À la fin des années 1870, Judith Gautier publie son troisième roman, Lucienne, qui retient moins l'attention que ses précédents livres, peut-être parce que ce roman se passe en France et non plus dans un cadre oriental.

Durant les années 1880 et 1890, elle publie plusieurs recueils d'articles et de contes, ainsi qu'une nouvelle, Isoline, et que plusieurs romans, dont La conquête du Paradis, Le Roman d'un éléphant blanc et Iskender. Son recueil de poèmes traduits du japonais Les poèmes de la libellule, tiré dans une édition de luxe, fait également sensation. Elle écrit un certain nombre de pièces de théâtre.

À partir de 1904, elle publie trois volumes de souvenirs, Le Collier des jours, Le Second rang du collier et Le Troisième rang du collier, exemples d'autobiographie. À la même époque, elle continue de fournir un recueil de nouvelles, Le Paravent de Soie et d'or. Son ami Pierre Louÿs écrit, dans une annexe du Pré aux oiseaux, sa plus célèbre œuvre, Aphrodite. Judith fréquente Péladan ou encore Pierre Loti, avec lequel elle écrit une pièce de théâtre destinée à Sarah Bernhardt, La fille du ciel en 1911. La comédienne décide malheureusement de ne point jouer cette pièce. Le dernier roman de Judith, Le roman d'un grand chanteur (1912) est en réalité la biographie de l'un de ses cousins italiens, Mario de Candia.

En 1904, le comité du Prix Fémina sollicite son adhésion. Mais la consécration survient en octobre 1910, lorsqu’elle devient la première femme à entrer à l’Académie Goncourt[4],[5]. Élue au second couvert à la mort de Jules Renard, elle prend ironiquement la place de celui qui la désignait comme « une vieille outre noire, mauvaise et fielleuse, couronnée de roses comme une vache de concours ». Malgré l'ampleur de l'honneur, Judith siège fort peu dans cette assemblée.
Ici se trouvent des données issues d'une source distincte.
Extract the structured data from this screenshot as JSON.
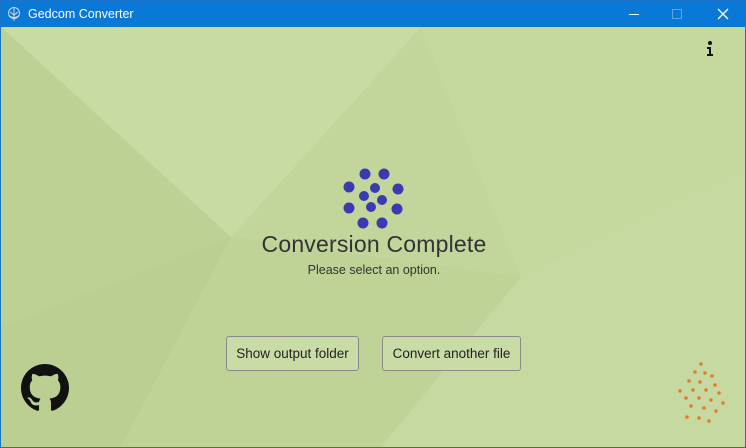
{
  "window": {
    "title": "Gedcom Converter",
    "controls": [
      "minimize",
      "maximize",
      "close"
    ]
  },
  "main": {
    "heading": "Conversion Complete",
    "subheading": "Please select an option.",
    "buttons": {
      "show_output": "Show output folder",
      "convert_another": "Convert another file"
    }
  },
  "icons": {
    "app": "family-tree-icon",
    "info": "info-icon",
    "spinner": "dots-spinner-icon",
    "github": "github-icon",
    "logo": "dots-logo-icon"
  },
  "colors": {
    "titlebar": "#0a78d7",
    "background": "#c2d59a",
    "spinner": "#3b3ab0",
    "logo_dots": "#e87b2a"
  }
}
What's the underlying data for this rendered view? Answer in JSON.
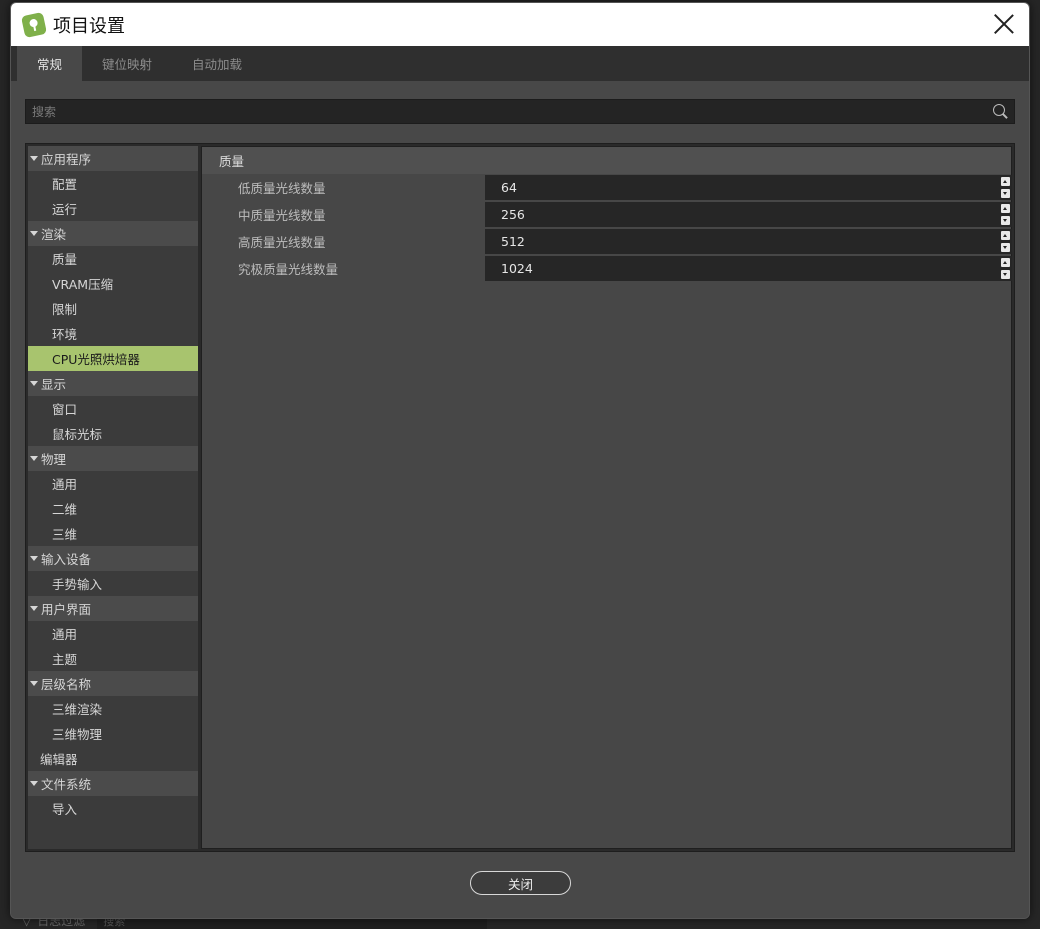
{
  "window": {
    "title": "项目设置"
  },
  "tabs": [
    {
      "label": "常规",
      "active": true
    },
    {
      "label": "键位映射",
      "active": false
    },
    {
      "label": "自动加载",
      "active": false
    }
  ],
  "search": {
    "placeholder": "搜索"
  },
  "sidebar": {
    "items": [
      {
        "label": "应用程序",
        "kind": "section"
      },
      {
        "label": "配置",
        "kind": "child"
      },
      {
        "label": "运行",
        "kind": "child"
      },
      {
        "label": "渲染",
        "kind": "section"
      },
      {
        "label": "质量",
        "kind": "child"
      },
      {
        "label": "VRAM压缩",
        "kind": "child"
      },
      {
        "label": "限制",
        "kind": "child"
      },
      {
        "label": "环境",
        "kind": "child"
      },
      {
        "label": "CPU光照烘焙器",
        "kind": "child",
        "selected": true
      },
      {
        "label": "显示",
        "kind": "section"
      },
      {
        "label": "窗口",
        "kind": "child"
      },
      {
        "label": "鼠标光标",
        "kind": "child"
      },
      {
        "label": "物理",
        "kind": "section"
      },
      {
        "label": "通用",
        "kind": "child"
      },
      {
        "label": "二维",
        "kind": "child"
      },
      {
        "label": "三维",
        "kind": "child"
      },
      {
        "label": "输入设备",
        "kind": "section"
      },
      {
        "label": "手势输入",
        "kind": "child"
      },
      {
        "label": "用户界面",
        "kind": "section"
      },
      {
        "label": "通用",
        "kind": "child"
      },
      {
        "label": "主题",
        "kind": "child"
      },
      {
        "label": "层级名称",
        "kind": "section"
      },
      {
        "label": "三维渲染",
        "kind": "child"
      },
      {
        "label": "三维物理",
        "kind": "child"
      },
      {
        "label": "编辑器",
        "kind": "leaf"
      },
      {
        "label": "文件系统",
        "kind": "section"
      },
      {
        "label": "导入",
        "kind": "child"
      }
    ]
  },
  "main": {
    "section_title": "质量",
    "properties": [
      {
        "label": "低质量光线数量",
        "value": "64"
      },
      {
        "label": "中质量光线数量",
        "value": "256"
      },
      {
        "label": "高质量光线数量",
        "value": "512"
      },
      {
        "label": "究极质量光线数量",
        "value": "1024"
      }
    ]
  },
  "footer": {
    "close_label": "关闭"
  },
  "background": {
    "filter_label": "日志过滤",
    "search_placeholder": "搜索"
  },
  "colors": {
    "selected": "#a8c46e",
    "accent_icon": "#7fb04a"
  }
}
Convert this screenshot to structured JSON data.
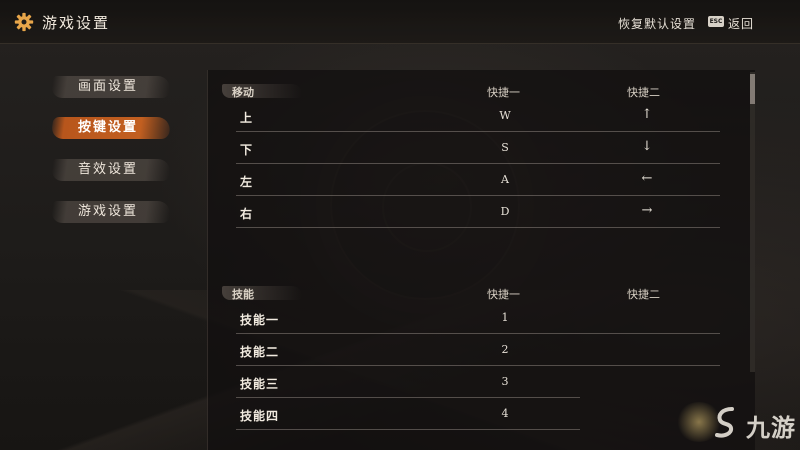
{
  "header": {
    "title": "游戏设置",
    "restore_label": "恢复默认设置",
    "esc_key": "ESC",
    "back_label": "返回",
    "icon": "gear-icon"
  },
  "menu": {
    "items": [
      {
        "label": "画面设置",
        "active": false
      },
      {
        "label": "按键设置",
        "active": true
      },
      {
        "label": "音效设置",
        "active": false
      },
      {
        "label": "游戏设置",
        "active": false
      }
    ]
  },
  "sections": [
    {
      "category": "移动",
      "col1": "快捷一",
      "col2": "快捷二",
      "rows": [
        {
          "name": "上",
          "key1": "W",
          "key2": "↑"
        },
        {
          "name": "下",
          "key1": "S",
          "key2": "↓"
        },
        {
          "name": "左",
          "key1": "A",
          "key2": "←"
        },
        {
          "name": "右",
          "key1": "D",
          "key2": "→"
        }
      ]
    },
    {
      "category": "技能",
      "col1": "快捷一",
      "col2": "快捷二",
      "rows": [
        {
          "name": "技能一",
          "key1": "1",
          "key2": ""
        },
        {
          "name": "技能二",
          "key1": "2",
          "key2": ""
        },
        {
          "name": "技能三",
          "key1": "3",
          "key2": ""
        },
        {
          "name": "技能四",
          "key1": "4",
          "key2": ""
        }
      ]
    }
  ],
  "watermark": {
    "text": "九游"
  },
  "colors": {
    "accent": "#c25f20",
    "gear": "#e8a64a"
  }
}
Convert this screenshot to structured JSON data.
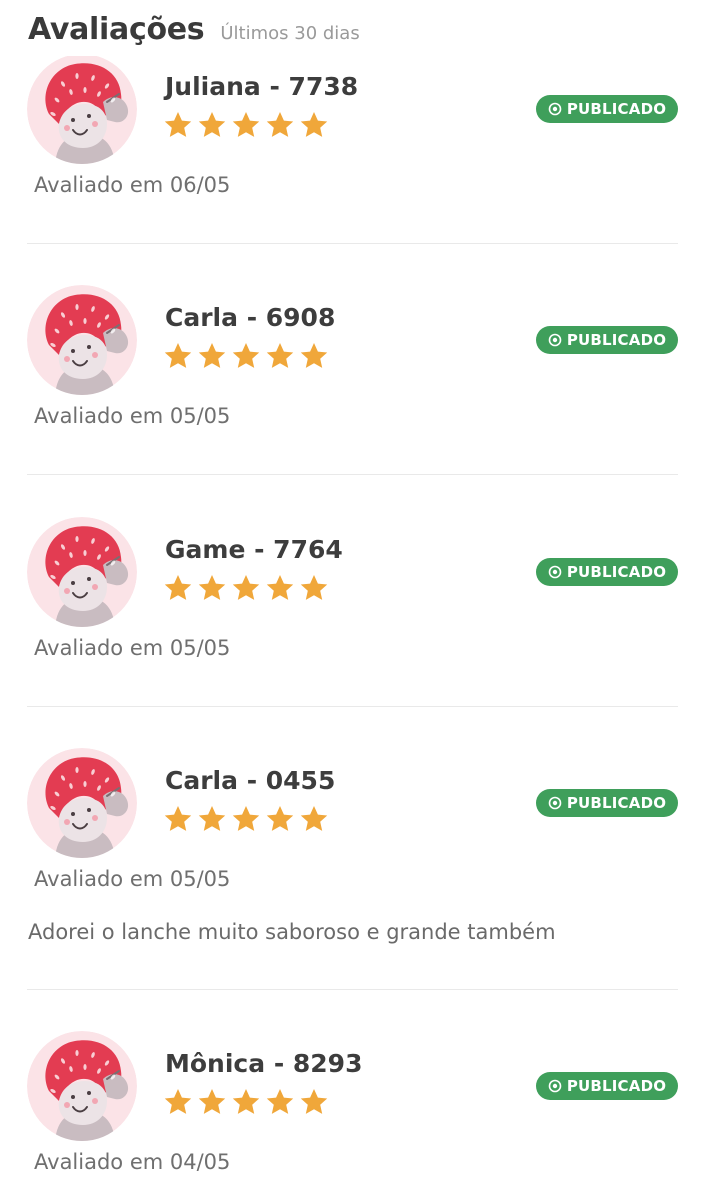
{
  "header": {
    "title": "Avaliações",
    "subtitle": "Últimos 30 dias"
  },
  "colors": {
    "badge": "#3f9f5b",
    "star": "#f0a73a",
    "avatar_bg": "#fbe3e7",
    "avatar_hair": "#e33c52"
  },
  "badge_icon": "eye-icon",
  "reviews": [
    {
      "name": "Juliana - 7738",
      "rating": 5,
      "status": "PUBLICADO",
      "date": "Avaliado em 06/05",
      "comment": ""
    },
    {
      "name": "Carla - 6908",
      "rating": 5,
      "status": "PUBLICADO",
      "date": "Avaliado em 05/05",
      "comment": ""
    },
    {
      "name": "Game - 7764",
      "rating": 5,
      "status": "PUBLICADO",
      "date": "Avaliado em 05/05",
      "comment": ""
    },
    {
      "name": "Carla - 0455",
      "rating": 5,
      "status": "PUBLICADO",
      "date": "Avaliado em 05/05",
      "comment": "Adorei o lanche muito saboroso e grande também"
    },
    {
      "name": "Mônica - 8293",
      "rating": 5,
      "status": "PUBLICADO",
      "date": "Avaliado em 04/05",
      "comment": ""
    }
  ]
}
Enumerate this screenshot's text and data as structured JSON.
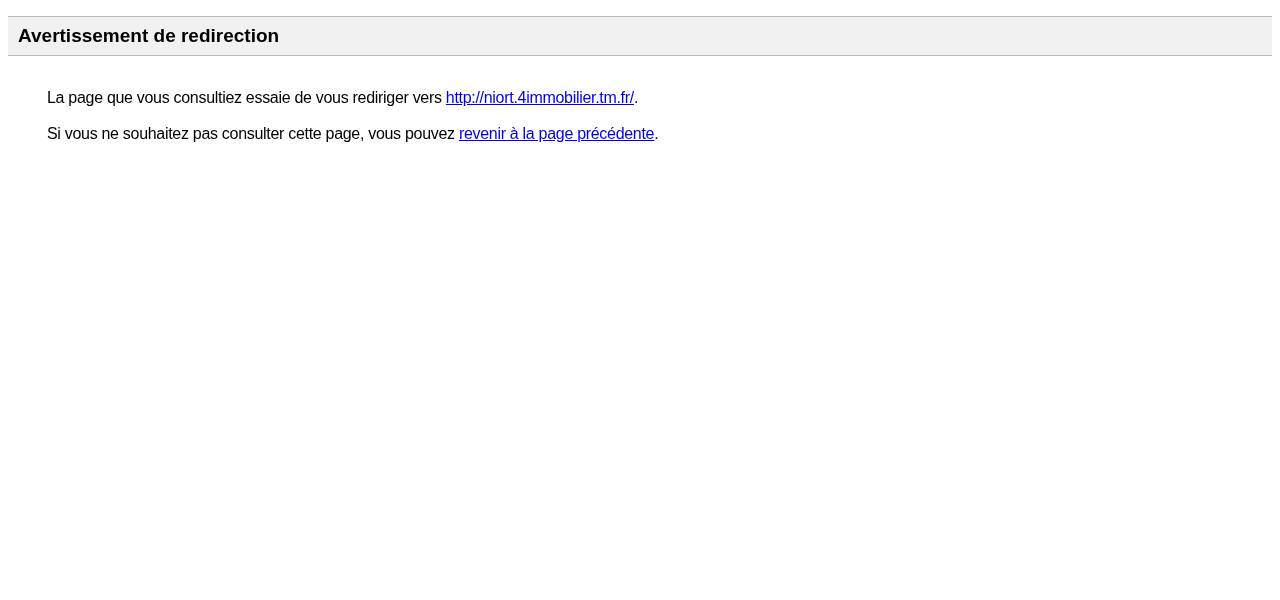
{
  "header": {
    "title": "Avertissement de redirection"
  },
  "paragraphs": [
    {
      "before": "La page que vous consultiez essaie de vous rediriger vers ",
      "link": "http://niort.4immobilier.tm.fr/",
      "after": "."
    },
    {
      "before": "Si vous ne souhaitez pas consulter cette page, vous pouvez ",
      "link": "revenir à la page précédente",
      "after": "."
    }
  ]
}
Dans la dernière époque de sa vie, Judith Gautier est accompagnée d'une jeune fille toute à sa dévotion, Suzanne Meyer-Zundell. Cette relation fait que certains auteurs envisagent aujourd'hui une éventuelle homosexualité de Judith Gautier. Mais elle est âgée alors de plus de 60 ans.

Judith Gautier meurt, de fatigue, à l'âge de 72 ans dans sa propriété de Saint-Énogat, « Le pré aux oiseaux », avant la fin de la Première Guerre mondiale. Elle est inhumée à Dinard dans le cimetière de Saint-Enogat, proche de sa propriété. Une épitaphe en chinois est gravée sur la dalle de granit : « La lumière du ciel arrive... »[6].